I finally got rid of the feeling of a lump in my throat, which my doctor diagnosed as globus pharyngeus. This is my story.
It Felt Like There Was a Lump in My Throat
With a few simple lifestyle changes, I finally got rid of the sensation of a lump in my throat. This is good news for me and for other sufferers of globus pharyngeus. My otolaryngologist is the one who diagnosed my condition as cricopharyngeus spasm (aka globus pharyngeus). Okay, that is far too many big words for one sentence. So, let's start from the beginning...
I had been experiencing an annoying sensation that felt like a lump in my throat for a while. Today I saw a head and neck specialist and found out it's not a serious cause for concern. The condition has several names, and is most commonly known as globus pharyngeus.

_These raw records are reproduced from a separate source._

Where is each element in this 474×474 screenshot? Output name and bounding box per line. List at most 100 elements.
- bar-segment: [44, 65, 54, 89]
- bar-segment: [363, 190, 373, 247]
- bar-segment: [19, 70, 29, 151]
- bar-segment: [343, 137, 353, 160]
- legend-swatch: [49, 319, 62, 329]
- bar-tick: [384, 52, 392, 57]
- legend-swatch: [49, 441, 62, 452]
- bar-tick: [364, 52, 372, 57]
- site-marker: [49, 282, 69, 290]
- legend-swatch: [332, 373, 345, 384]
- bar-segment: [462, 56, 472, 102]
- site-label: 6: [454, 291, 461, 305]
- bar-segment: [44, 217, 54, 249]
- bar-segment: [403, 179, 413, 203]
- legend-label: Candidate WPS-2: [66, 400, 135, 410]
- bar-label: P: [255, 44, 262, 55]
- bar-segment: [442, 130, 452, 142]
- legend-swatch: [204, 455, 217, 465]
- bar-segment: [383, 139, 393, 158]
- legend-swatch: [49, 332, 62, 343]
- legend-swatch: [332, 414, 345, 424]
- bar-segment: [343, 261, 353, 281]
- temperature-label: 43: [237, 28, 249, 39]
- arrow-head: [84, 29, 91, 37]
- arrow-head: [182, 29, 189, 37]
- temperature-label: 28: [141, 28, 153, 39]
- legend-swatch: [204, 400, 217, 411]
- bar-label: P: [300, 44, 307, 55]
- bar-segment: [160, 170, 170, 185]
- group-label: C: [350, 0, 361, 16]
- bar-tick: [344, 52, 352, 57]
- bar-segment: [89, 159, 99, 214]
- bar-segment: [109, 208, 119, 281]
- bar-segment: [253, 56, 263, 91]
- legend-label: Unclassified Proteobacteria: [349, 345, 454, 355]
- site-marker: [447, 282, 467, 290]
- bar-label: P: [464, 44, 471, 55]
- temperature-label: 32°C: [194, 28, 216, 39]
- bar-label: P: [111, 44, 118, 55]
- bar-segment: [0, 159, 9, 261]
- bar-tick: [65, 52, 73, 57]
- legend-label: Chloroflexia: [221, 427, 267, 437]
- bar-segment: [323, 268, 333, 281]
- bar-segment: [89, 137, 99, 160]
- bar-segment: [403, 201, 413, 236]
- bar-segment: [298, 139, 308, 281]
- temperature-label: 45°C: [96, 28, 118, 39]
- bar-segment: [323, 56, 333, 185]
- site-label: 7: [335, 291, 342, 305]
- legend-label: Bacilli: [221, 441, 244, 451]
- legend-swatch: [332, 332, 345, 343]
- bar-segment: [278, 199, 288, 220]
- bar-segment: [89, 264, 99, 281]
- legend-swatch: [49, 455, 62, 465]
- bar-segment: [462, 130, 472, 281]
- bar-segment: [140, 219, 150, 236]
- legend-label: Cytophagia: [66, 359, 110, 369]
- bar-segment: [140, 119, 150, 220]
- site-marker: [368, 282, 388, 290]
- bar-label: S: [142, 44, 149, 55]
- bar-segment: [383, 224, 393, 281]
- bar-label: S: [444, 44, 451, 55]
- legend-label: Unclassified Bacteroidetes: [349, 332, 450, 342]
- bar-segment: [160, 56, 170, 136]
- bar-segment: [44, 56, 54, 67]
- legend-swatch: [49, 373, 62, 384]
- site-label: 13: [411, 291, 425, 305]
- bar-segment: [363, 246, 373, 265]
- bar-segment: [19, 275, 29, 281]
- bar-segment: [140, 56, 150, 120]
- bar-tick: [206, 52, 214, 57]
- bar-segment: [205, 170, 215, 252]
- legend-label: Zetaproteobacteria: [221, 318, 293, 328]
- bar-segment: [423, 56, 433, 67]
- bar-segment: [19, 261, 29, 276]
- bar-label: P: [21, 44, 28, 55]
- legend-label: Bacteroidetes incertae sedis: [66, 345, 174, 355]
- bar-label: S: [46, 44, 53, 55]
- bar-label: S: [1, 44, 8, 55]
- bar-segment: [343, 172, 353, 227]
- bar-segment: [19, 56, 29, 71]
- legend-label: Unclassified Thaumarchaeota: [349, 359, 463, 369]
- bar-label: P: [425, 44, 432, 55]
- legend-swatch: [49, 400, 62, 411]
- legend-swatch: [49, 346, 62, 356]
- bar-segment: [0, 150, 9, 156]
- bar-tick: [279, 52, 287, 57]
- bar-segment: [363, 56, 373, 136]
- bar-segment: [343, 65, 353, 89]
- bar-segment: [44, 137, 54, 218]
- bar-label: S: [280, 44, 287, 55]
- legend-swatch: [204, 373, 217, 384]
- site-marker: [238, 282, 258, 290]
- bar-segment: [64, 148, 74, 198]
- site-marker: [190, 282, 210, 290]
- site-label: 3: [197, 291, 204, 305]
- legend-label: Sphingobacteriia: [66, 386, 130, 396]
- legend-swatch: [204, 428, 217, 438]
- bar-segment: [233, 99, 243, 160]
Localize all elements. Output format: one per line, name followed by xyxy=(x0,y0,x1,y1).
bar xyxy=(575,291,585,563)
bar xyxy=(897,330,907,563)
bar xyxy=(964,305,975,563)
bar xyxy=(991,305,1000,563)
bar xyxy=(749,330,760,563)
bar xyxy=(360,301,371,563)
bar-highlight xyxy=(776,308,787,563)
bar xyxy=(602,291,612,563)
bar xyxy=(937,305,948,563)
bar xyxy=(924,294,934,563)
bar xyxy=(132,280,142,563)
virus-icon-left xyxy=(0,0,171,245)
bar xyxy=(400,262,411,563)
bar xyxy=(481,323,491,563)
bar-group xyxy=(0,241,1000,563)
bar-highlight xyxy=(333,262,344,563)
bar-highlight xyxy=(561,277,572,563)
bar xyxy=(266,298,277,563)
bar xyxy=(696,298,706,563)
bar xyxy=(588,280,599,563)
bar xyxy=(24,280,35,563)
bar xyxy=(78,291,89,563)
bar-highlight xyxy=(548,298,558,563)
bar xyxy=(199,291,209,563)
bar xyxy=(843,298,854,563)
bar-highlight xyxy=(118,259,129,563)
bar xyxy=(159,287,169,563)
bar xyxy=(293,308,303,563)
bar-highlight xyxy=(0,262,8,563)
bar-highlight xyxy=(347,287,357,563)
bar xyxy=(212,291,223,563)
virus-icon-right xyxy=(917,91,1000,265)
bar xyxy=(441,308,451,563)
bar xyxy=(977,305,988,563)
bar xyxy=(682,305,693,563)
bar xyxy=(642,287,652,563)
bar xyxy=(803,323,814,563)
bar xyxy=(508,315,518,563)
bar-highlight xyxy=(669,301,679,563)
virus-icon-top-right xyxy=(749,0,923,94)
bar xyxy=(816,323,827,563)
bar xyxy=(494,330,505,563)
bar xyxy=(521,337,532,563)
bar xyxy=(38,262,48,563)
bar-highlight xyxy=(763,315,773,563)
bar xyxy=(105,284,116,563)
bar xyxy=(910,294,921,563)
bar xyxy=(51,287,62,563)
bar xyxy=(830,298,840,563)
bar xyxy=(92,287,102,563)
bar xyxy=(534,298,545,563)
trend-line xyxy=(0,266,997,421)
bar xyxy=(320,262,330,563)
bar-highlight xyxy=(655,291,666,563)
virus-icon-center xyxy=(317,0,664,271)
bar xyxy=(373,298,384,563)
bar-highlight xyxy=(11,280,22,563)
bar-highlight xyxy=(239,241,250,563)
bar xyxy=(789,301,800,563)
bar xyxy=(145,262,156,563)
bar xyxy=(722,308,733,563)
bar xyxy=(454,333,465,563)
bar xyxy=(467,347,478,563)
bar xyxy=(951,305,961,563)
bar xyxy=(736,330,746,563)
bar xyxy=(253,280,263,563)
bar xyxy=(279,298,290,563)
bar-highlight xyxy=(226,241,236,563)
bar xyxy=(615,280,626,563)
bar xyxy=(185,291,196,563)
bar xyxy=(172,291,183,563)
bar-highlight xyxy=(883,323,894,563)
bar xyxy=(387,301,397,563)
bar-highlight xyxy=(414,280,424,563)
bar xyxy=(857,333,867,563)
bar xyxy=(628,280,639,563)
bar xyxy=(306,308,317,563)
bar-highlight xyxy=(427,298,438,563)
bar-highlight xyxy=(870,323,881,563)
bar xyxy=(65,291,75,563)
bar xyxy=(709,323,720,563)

In this article, I will describe my symptoms, the diagnostic medical procedure, and the simple things I need to do to get rid of the feeling of a lump in my throat.
I am not a medical professional, nor am I offering any medical advice. This page only tells my story.
Symptoms of Globus Pharyngeus
It all started about a month ago with the feeling of a lump in my throat. It's a strange sensation, as I would imagine I would feel if someone were choking me, but not quite enough to actually block the airway. Then I became aware of a few more symptoms, including:
- Feeling of a lump in my throat, which eased during eating
- Mild chest pains
- Heartburn and gas
- Bloated stomach (not always a symptom, but it was for me)
A Few Simple Lifestyle Changes
The best part of my visit to the doctor today was I was told this condition will go away. Just a few simple lifestyle changes for me:
- Reduce stress.
- Elevate my head when I sleep, so my neck is above my stomach.
- Eating certain foods only in the morning, like dairy, acidic fruits (oranges, kiwi fruit, etc.) and no more than one cup of coffee per day.
- If I have a morning cup of coffee, I need to drink an equal amount of water.
- Avoiding fatty foods a few hours before bedtime, and no eating at all within an hour of going to sleep.
- One month of medication, with a follow-up visit to my GP at that time.
Update: After following these suggestions, the lump in throat sensation is now gone!
Anatomy of the Larnyx
So . . . What Is Globus Pharyngeus?
Globus pharyngeus occurs when the cricopharyngeal muscle becomes too tight. This muscle is located behind, and is attached to, the cricoid cartilage. The muscle acts like a sphincter to prevent food from coming back into the mouth after swallowing. When it goes into spasm, it feels like a lump sensation in the throat.
What causes the cricopharyngeal muscle to become too tight, you might ask? Most of the time, it happens as a result of reflux and stress.